Summary of Montreals 3rd
Annual Medical Conference on Autism
By Jim Adams
Note: This is an informal summary based on one persons
notes. There may inadvertently be some inaccuracies in some places.
Walter Spitzer, MD and Lothar Heineman, MD, D.Sc: Epidemiology
Dr. Spitzer discussed the lack of
epidemiological studies that could clearly evaluate changes in the incidence of
autism. He also discussed several epidemiological studies of MMR, which he
feels are inadequate to determine whether or not MMR is a factor in autism.

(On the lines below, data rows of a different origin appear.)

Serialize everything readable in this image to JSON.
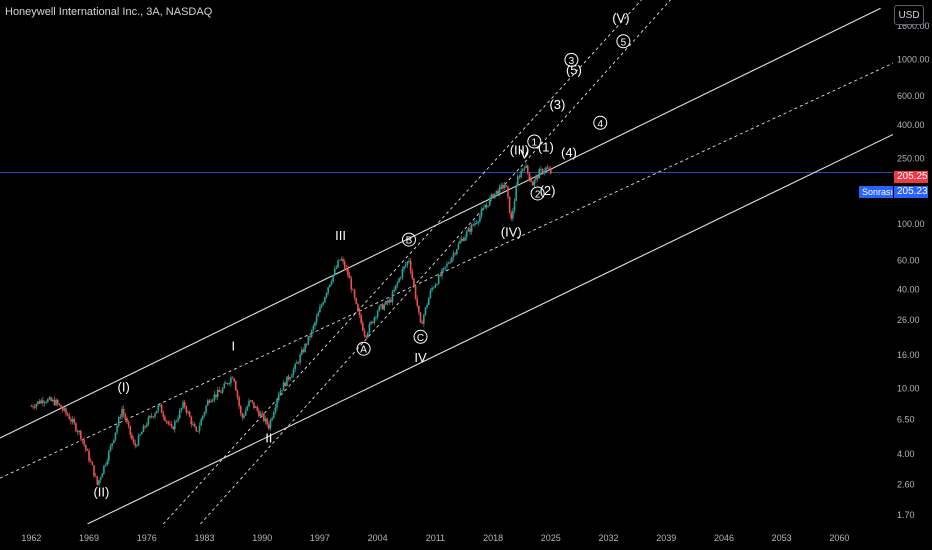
{
  "header": {
    "symbol_title": "Honeywell International Inc., 3A, NASDAQ",
    "currency_button": "USD"
  },
  "price_tags": {
    "last_price": "205.25",
    "after_hours_label": "Sonrası",
    "after_hours_price": "205.23"
  },
  "colors": {
    "background": "#000000",
    "up_candle": "#26a69a",
    "down_candle": "#ef5350",
    "channel_lines": "#e0e0e0",
    "price_line": "#2962ff",
    "last_price_tag": "#f23645",
    "after_hours_tag": "#2962ff"
  },
  "chart_data": {
    "type": "candlestick",
    "y_scale": "log",
    "x_ticks": [
      "1962",
      "1969",
      "1976",
      "1983",
      "1990",
      "1997",
      "2004",
      "2011",
      "2018",
      "2025",
      "2032",
      "2039",
      "2046",
      "2053",
      "2060"
    ],
    "y_ticks": [
      "1600.00",
      "1000.00",
      "600.00",
      "400.00",
      "250.00",
      "150.00",
      "100.00",
      "60.00",
      "40.00",
      "26.00",
      "16.00",
      "10.00",
      "6.50",
      "4.00",
      "2.60",
      "1.70"
    ],
    "ylim": [
      1.5,
      2300
    ],
    "xlim": [
      1958.2,
      2066.5
    ],
    "last_price": 205.25,
    "price_path": [
      [
        1962.0,
        7.8
      ],
      [
        1963.5,
        8.6
      ],
      [
        1965.0,
        8.2
      ],
      [
        1966.5,
        6.8
      ],
      [
        1968.0,
        5.2
      ],
      [
        1969.5,
        3.2
      ],
      [
        1970.0,
        2.6
      ],
      [
        1971.5,
        4.2
      ],
      [
        1973.0,
        7.5
      ],
      [
        1974.5,
        4.4
      ],
      [
        1976.0,
        6.2
      ],
      [
        1977.5,
        7.8
      ],
      [
        1979.0,
        5.6
      ],
      [
        1980.5,
        8.1
      ],
      [
        1982.0,
        5.3
      ],
      [
        1983.5,
        8.6
      ],
      [
        1985.0,
        9.6
      ],
      [
        1986.5,
        12.2
      ],
      [
        1987.5,
        6.5
      ],
      [
        1988.5,
        8.4
      ],
      [
        1990.0,
        6.7
      ],
      [
        1990.8,
        5.9
      ],
      [
        1992.0,
        9.4
      ],
      [
        1994.0,
        13.5
      ],
      [
        1996.0,
        22.0
      ],
      [
        1998.0,
        42.0
      ],
      [
        1999.5,
        62.0
      ],
      [
        2000.5,
        48.0
      ],
      [
        2001.5,
        30.0
      ],
      [
        2002.5,
        21.0
      ],
      [
        2004.0,
        30.0
      ],
      [
        2005.5,
        34.0
      ],
      [
        2007.0,
        52.0
      ],
      [
        2007.8,
        61.0
      ],
      [
        2008.8,
        32.0
      ],
      [
        2009.2,
        24.0
      ],
      [
        2010.5,
        40.0
      ],
      [
        2012.0,
        52.0
      ],
      [
        2014.0,
        78.0
      ],
      [
        2016.0,
        105.0
      ],
      [
        2018.0,
        150.0
      ],
      [
        2019.5,
        175.0
      ],
      [
        2020.2,
        105.0
      ],
      [
        2021.0,
        190.0
      ],
      [
        2021.8,
        230.0
      ],
      [
        2022.8,
        175.0
      ],
      [
        2023.6,
        205.0
      ],
      [
        2024.4,
        218.0
      ],
      [
        2025.0,
        205.25
      ]
    ],
    "wave_labels": [
      {
        "label": "(I)",
        "x": 1973.2,
        "y": 9.6,
        "circled": false
      },
      {
        "label": "(II)",
        "x": 1970.5,
        "y": 2.2,
        "circled": false
      },
      {
        "label": "I",
        "x": 1986.5,
        "y": 17.0,
        "circled": false
      },
      {
        "label": "II",
        "x": 1990.8,
        "y": 4.7,
        "circled": false
      },
      {
        "label": "III",
        "x": 1999.5,
        "y": 80.0,
        "circled": false
      },
      {
        "label": "A",
        "x": 2002.3,
        "y": 16.5,
        "circled": true
      },
      {
        "label": "B",
        "x": 2007.8,
        "y": 76.0,
        "circled": true
      },
      {
        "label": "C",
        "x": 2009.2,
        "y": 19.5,
        "circled": true
      },
      {
        "label": "IV",
        "x": 2009.2,
        "y": 14.5,
        "circled": false
      },
      {
        "label": "(IV)",
        "x": 2020.2,
        "y": 84.0,
        "circled": false
      },
      {
        "label": "(III)",
        "x": 2021.2,
        "y": 265.0,
        "circled": false
      },
      {
        "label": "V",
        "x": 2021.8,
        "y": 250.0,
        "circled": false
      },
      {
        "label": "1",
        "x": 2023.0,
        "y": 300.0,
        "circled": true
      },
      {
        "label": "(1)",
        "x": 2024.4,
        "y": 275.0,
        "circled": false
      },
      {
        "label": "2",
        "x": 2023.4,
        "y": 145.0,
        "circled": true
      },
      {
        "label": "(2)",
        "x": 2024.6,
        "y": 150.0,
        "circled": false
      },
      {
        "label": "(3)",
        "x": 2025.8,
        "y": 500.0,
        "circled": false
      },
      {
        "label": "(4)",
        "x": 2027.2,
        "y": 255.0,
        "circled": false
      },
      {
        "label": "3",
        "x": 2027.5,
        "y": 940.0,
        "circled": true
      },
      {
        "label": "(5)",
        "x": 2027.8,
        "y": 810.0,
        "circled": false
      },
      {
        "label": "4",
        "x": 2031.0,
        "y": 390.0,
        "circled": true
      },
      {
        "label": "(V)",
        "x": 2033.5,
        "y": 1680.0,
        "circled": false
      },
      {
        "label": "5",
        "x": 2033.8,
        "y": 1220.0,
        "circled": true
      }
    ],
    "trend_lines": [
      {
        "style": "solid",
        "from": [
          1958.2,
          5.0
        ],
        "to": [
          2065.0,
          2050.0
        ]
      },
      {
        "style": "solid",
        "from": [
          1968.8,
          1.5
        ],
        "to": [
          2066.5,
          350.0
        ]
      },
      {
        "style": "dashed",
        "from": [
          1958.2,
          2.85
        ],
        "to": [
          2066.5,
          950.0
        ]
      },
      {
        "style": "dashed",
        "from": [
          1982.5,
          1.5
        ],
        "to": [
          2039.5,
          2300.0
        ]
      },
      {
        "style": "dashed",
        "from": [
          1978.0,
          1.5
        ],
        "to": [
          2036.0,
          2300.0
        ]
      }
    ]
  }
}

Therefore, he led the development of a plan on how
to carry out a large international epidemiological study on autism. The plan
would involve an international group of scientists from 8-9 countries in 3
continents. It would focus on 2 areas: 1) an incidence study of new cases of
autism to provide data for a time trend analysis, and 2) a case control study
(comparing autism cases with controls) to investigate various possible causes of
autism. The plan is fairly well-developed, but the cost for it would be $20-25
million dollars, and they are still searching for funding for it. Due to Dr.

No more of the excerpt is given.